Knarrblog: Liga-Insights vom Männer-Törn – Persönlicher Rückblick auf den Liga-Auftakt

Fehler, Freude und Fassbrause

Knapp vor dem Start des zweiten Liga-Spieltags kommt der Rückblick auf den ersten. Etwas spät, aber diese Dramaturgie muss auch erstmal verkraftet werden 🙂

„Frühstart!“ sagt Eike trocken. „Wirklich? Niemals!“, schnaube ich. Kann nicht sein, denke ich. So ein schöner Start. Aber er sagt das so überzeugend. Und diese verdammte weiße Finnland-Flagge mit dem blauen Kreuz flattert auf dem Startschiff. Ist nicht doch jemand anders gemeint?

WVH

Das WVH-Team am Starnberger See beim Liga Auftakt. © DSBL

Aber ich habe gelernt, auf Eike zu hören, drehe in die Halse, fahre zur Linie zurück, peile zur gelben Flagge am Startschiff und drehe wieder hoch.

Hmm, die Einzelrückruf-Flagge bleibt oben. Waren wir es doch nicht? Oder noch ein anderes Boot. Auch der Flensburger Segel-Club dreht ab. Dann werden die es wohl gewesen sein. Egal. Wer auch immer. Wir sind ja jetzt sicher.

Konzentrieren auf die Aufholjagd. Vielleicht geht da noch was? Tatsächlich. Ein fetter Rechtsdreher, und zack, wir sind wieder im Spiel. Platz zwei an der Luvtonne und dann auch im Ziel. Glück im Unglück nennt man das wohl. Aufatmen.

Betretene Gesichter

Von wegen. Betretene Gesichter auf dem Startschiff. Wir fragen nach, wer denn nun drüber war. Ich erwarte zu hören, dass wir gar nicht zu früh gestartet sind. Von wegen. Wir sind disqualifiziert. Nicht weit genug hinter die Linie abgetaucht (Tracker R1 F6). Schocking! Was für ein Mist.

Der Tracker bestätigt es. Nicht weit genug hinter die Linie gesegelt. Pffft….
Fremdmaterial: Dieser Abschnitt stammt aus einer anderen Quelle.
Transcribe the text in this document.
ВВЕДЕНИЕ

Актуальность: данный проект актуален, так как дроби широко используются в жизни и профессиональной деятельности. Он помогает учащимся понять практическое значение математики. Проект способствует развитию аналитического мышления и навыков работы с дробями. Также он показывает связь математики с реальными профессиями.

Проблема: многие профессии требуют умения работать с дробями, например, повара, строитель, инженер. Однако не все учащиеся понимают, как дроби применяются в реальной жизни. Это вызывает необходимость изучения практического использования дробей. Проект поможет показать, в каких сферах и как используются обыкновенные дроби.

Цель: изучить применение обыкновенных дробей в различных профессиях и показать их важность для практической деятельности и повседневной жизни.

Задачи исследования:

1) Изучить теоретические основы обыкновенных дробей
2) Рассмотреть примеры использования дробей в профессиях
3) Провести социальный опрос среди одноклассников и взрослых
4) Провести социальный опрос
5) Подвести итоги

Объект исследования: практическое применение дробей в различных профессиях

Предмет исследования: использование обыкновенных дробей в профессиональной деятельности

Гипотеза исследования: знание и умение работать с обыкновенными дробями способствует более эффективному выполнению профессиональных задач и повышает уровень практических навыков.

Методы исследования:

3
Es wird still an Bord. Das muss man erstmal verkraften. Sieben Zähler statt zwei. Das sind Welten im Liga-Ranking. Eben noch auf Rang zwei, nun geht’s ab nach hinten. Alle wissen, so eine volle Punktzahl ist in der Serie kaum auszugleichen.
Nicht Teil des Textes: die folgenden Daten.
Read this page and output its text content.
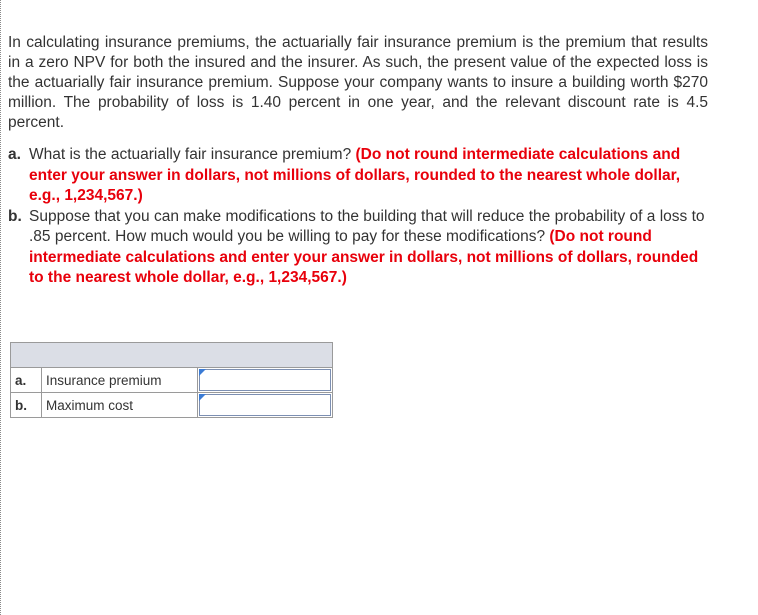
In calculating insurance premiums, the actuarially fair insurance premium is the premium that results in a zero NPV for both the insured and the insurer. As such, the present value of the expected loss is the actuarially fair insurance premium. Suppose your company wants to insure a building worth $270 million. The probability of loss is 1.40 percent in one year, and the relevant discount rate is 4.5 percent.

a. What is the actuarially fair insurance premium? (Do not round intermediate calculations and enter your answer in dollars, not millions of dollars, rounded to the nearest whole dollar, e.g., 1,234,567.)
b. Suppose that you can make modifications to the building that will reduce the probability of a loss to .85 percent. How much would you be willing to pay for these modifications? (Do not round intermediate calculations and enter your answer in dollars, not millions of dollars, rounded to the nearest whole dollar, e.g., 1,234,567.)

a.	Insurance premium	

b.	Maximum cost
Das war wirklich Bockmist. Ich spule zurück. In der Hektik habe ich wohl zur falschen Flagge gepeilt. Nicht die gelbe am Bug des Startschiffs war relevant, sondern die orange in der Mitte. Man muss schon ganz schön beknackt sein für so einen Fauxpas.

Mund abwischen

Aber so ist eben die Liga. Irgendwas ist immer. Ein krasses Auf und Ab in 16 Rennen über drei Tage. Jede Crew weiß am Ende genau, wo die wichtigen Punkte verloren gingen. Dieser eine völlig verkorkste Start. Dieser blöde Penalty. Diese unglaubliche Vorwindstrecke, als gleich fünf Boote passierten. Und diese schreckliche Kreuz mit dem Extrem-Dreher, der die Platzierungen auf den Kopf stellte.

WVH

Am zweiten Tag konnte geglitscht werden. © DSBL

Mund abwischen, weitermachen. Das muss die Devise sein. Es sind doch immer die eigenen Fehler, die den Erfolg verhindern. Nicht hadern. Das nächste Rennen ist das Wichtigste. Nicht zweifeln. Nichts erzwingen wollen. Einfach Spaß haben.
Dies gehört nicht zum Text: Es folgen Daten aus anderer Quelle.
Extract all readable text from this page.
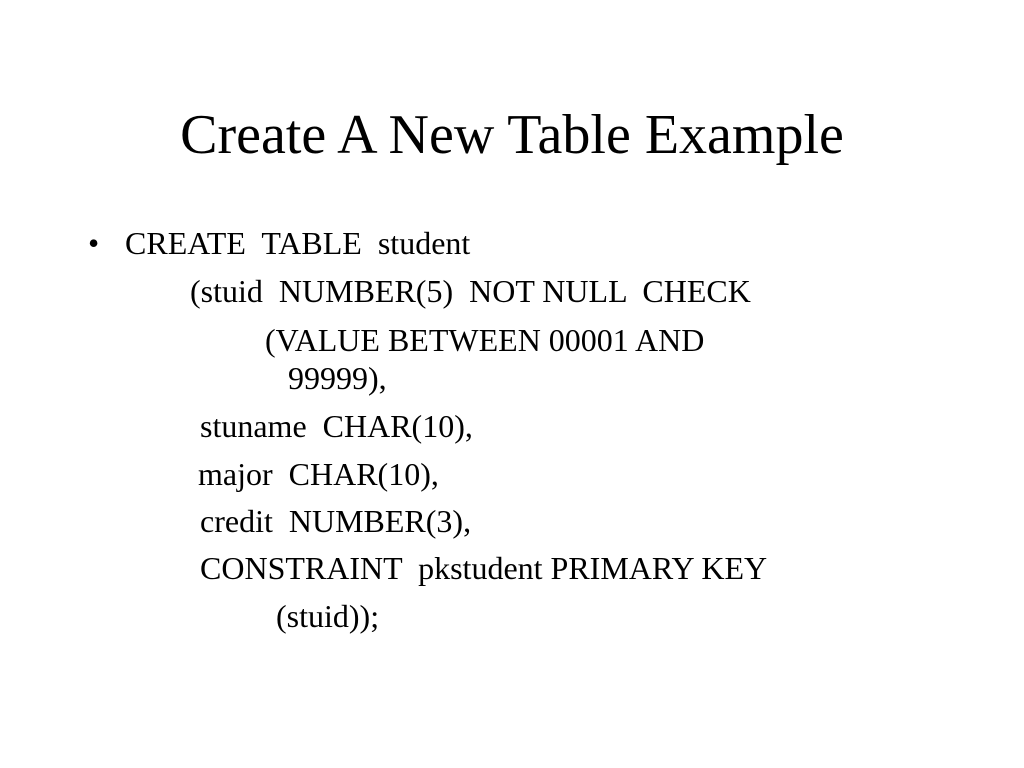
Create A New Table Example
• CREATE  TABLE  student
(stuid  NUMBER(5)  NOT NULL  CHECK
(VALUE BETWEEN 00001 AND
99999),
stuname  CHAR(10),
major  CHAR(10),
credit  NUMBER(3),
CONSTRAINT  pkstudent PRIMARY KEY
(stuid));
Denn davon gibt es genug an so einem ausgedehnten Liga-Wochenende. Ein echter Männer-Törn. Zusammen segeln, wohnen, lachen und trauern. Man kommt sich sehr nahe. Lernt Macken und Stärken kennen. Wer räumt die Küche auf, blockiert zu lange das Klo, wird schon mal zappelig, schnarcht, duftet, haut die krassesten Sprüche raus?

Richtige Misserfolge haben wir eigentlich in dieser Besetzung noch nicht erlebt. Im vergangenen Jahr gewinnen wir gleich die Vorbereitung und Liga-Premiere. Und auch in dieser Saison geht es mit 3/1 bei den Wettkampf-Tests in Hamburg und Berlin so weiter. Aber wie klappt‘s wenn man mal durch ein Tief muss?

Ziemlich einsam

Das Frühstart-Erlebnis ist ein echter Test. Nach so einem Fehler kann man sich am Steuer sehr einsam fühlen. Besonders wenn es das letzte Erlebnis des Tages ist. Man droht, schnell die Höhepunkte des Tages zu vergessen, die zwei schönen Siege. Das Bier und die selbstgekochten Nudeln schmecken einfach nicht ganz so gut.

Wechselbad der Gefühle beim Liga-Auftakt am Starnberger See. Nur der VSaW segelte entspannt an der Spitze.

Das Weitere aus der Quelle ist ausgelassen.